Die Ebioniten hatten ihr eigenes Evangelium, aber es ist nicht möglich, seinen Inhalt im Detail zu rekonstruieren. Antike Schriftsteller erwähnen drei judenchristliche Evangelien, aber wegen der bruchstückhaften Natur unserer Informationen ist es schwierig, diese Werke klar zu unterscheiden. Das Evangelium der Ebioniten (eine moderne Bezeichnung) könnte dem Matthäus-Evangelium ähnlich gewesen sein, aber es enthielt nicht die Erzählung von der Jungfrauengeburt und der Kindheit Jesu.

Die Informationen über die Ebioniten sind über drei Jahrhunderte verstreut, von der Mitte des zweiten bis zur Mitte des fünften Jahrhunderts, was darauf hindeutet, dass die Sekte eine kontinuierliche Geschichte als eigenständige Gruppe von der frühesten Zeit an hatte. Eine kontinuierliche Geschichte lässt sich jedoch nicht nachweisen, und es ist wahrscheinlicher, dass das Fortbestehen von Personen mit dem Namen Ebioniten ein Beweis dafür ist, dass innerhalb des Christentums trotz des Bruchs mit dem Judentum und der erbitterten Polemik gegen jüdische Praktiken weiterhin Gruppen von Christen entstanden, die glaubten, man könne Christ sein und dennoch das jüdische Gesetz befolgen.

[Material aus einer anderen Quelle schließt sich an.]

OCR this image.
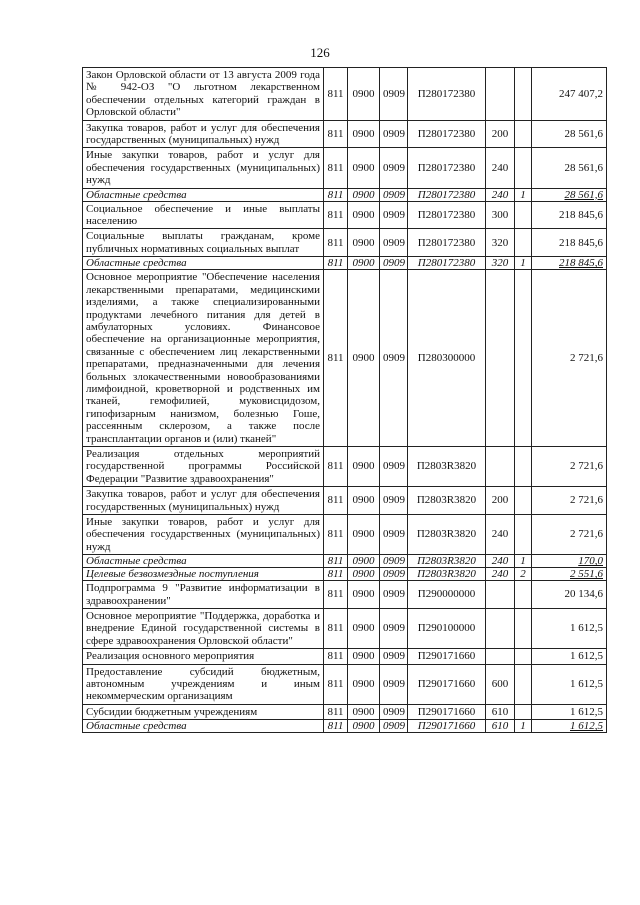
126
Закон Орловской области от 13 августа 2009 года № 942-ОЗ "О льготном лекарственном обеспечении отдельных категорий граждан в Орловской области"	811	0900	0909	П280172380			247 407,2
Закупка товаров, работ и услуг для обеспечения государственных (муниципальных) нужд	811	0900	0909	П280172380	200		28 561,6
Иные закупки товаров, работ и услуг для обеспечения государственных (муниципальных) нужд	811	0900	0909	П280172380	240		28 561,6
Областные средства	811	0900	0909	П280172380	240	1	28 561,6
Социальное обеспечение и иные выплаты населению	811	0900	0909	П280172380	300		218 845,6
Социальные выплаты гражданам, кроме публичных нормативных социальных выплат	811	0900	0909	П280172380	320		218 845,6
Областные средства	811	0900	0909	П280172380	320	1	218 845,6
Основное мероприятие "Обеспечение населения лекарственными препаратами, медицинскими изделиями, а также специализированными продуктами лечебного питания для детей в амбулаторных условиях. Финансовое обеспечение на организационные мероприятия, связанные с обеспечением лиц лекарственными препаратами, предназначенными для лечения больных злокачественными новообразованиями лимфоидной, кроветворной и родственных им тканей, гемофилией, муковисцидозом, гипофизарным нанизмом, болезнью Гоше, рассеянным склерозом, а также после трансплантации органов и (или) тканей"	811	0900	0909	П280300000			2 721,6
Реализация отдельных мероприятий государственной программы Российской Федерации "Развитие здравоохранения"	811	0900	0909	П2803R3820			2 721,6
Закупка товаров, работ и услуг для обеспечения государственных (муниципальных) нужд	811	0900	0909	П2803R3820	200		2 721,6
Иные закупки товаров, работ и услуг для обеспечения государственных (муниципальных) нужд	811	0900	0909	П2803R3820	240		2 721,6
Областные средства	811	0900	0909	П2803R3820	240	1	170,0
Целевые безвозмездные поступления	811	0900	0909	П2803R3820	240	2	2 551,6
Подпрограмма 9 "Развитие информатизации в здравоохранении"	811	0900	0909	П290000000			20 134,6
Основное мероприятие "Поддержка, доработка и внедрение Единой государственной системы в сфере здравоохранения Орловской области"	811	0900	0909	П290100000			1 612,5
Реализация основного мероприятия	811	0900	0909	П290171660			1 612,5
Предоставление субсидий бюджетным, автономным учреждениям и иным некоммерческим организациям	811	0900	0909	П290171660	600		1 612,5
Субсидии бюджетным учреждениям	811	0900	0909	П290171660	610		1 612,5
Областные средства	811	0900	0909	П290171660	610	1	1 612,5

Die größte Stärke der Ebioniten lag in Palästina und Syrien, Gebieten, in denen das Judentum blühte. Eine Gemeinschaft von Ebioniten lebte in Pella, östlich des Jordans, und behauptete, von der ursprünglichen Gruppe von Christen abzustammen, von denen man annahm, dass sie zur Zeit des Krieges mit den Römern im Jahr 70 n. Chr. aus Jerusalem geflohen waren. Im späten vierten Jahrhundert kam es zu einem Wiederaufleben des Judenchristentums, das durch den jüdischen Messianismus und den Versuch des Kaisers Julian, den Tempel in Jerusalem wieder aufzubauen, gefördert wurde. Die Juden begannen, auf ihre Rückkehr nach Jerusalem und Judäa, den Wiederaufbau des Tempels und die Wiedereinführung von Opfern zu hoffen – der Beginn eines messianischen Zeitalters. Nach dieser Zeit ist wenig über die Ebioniten bekannt.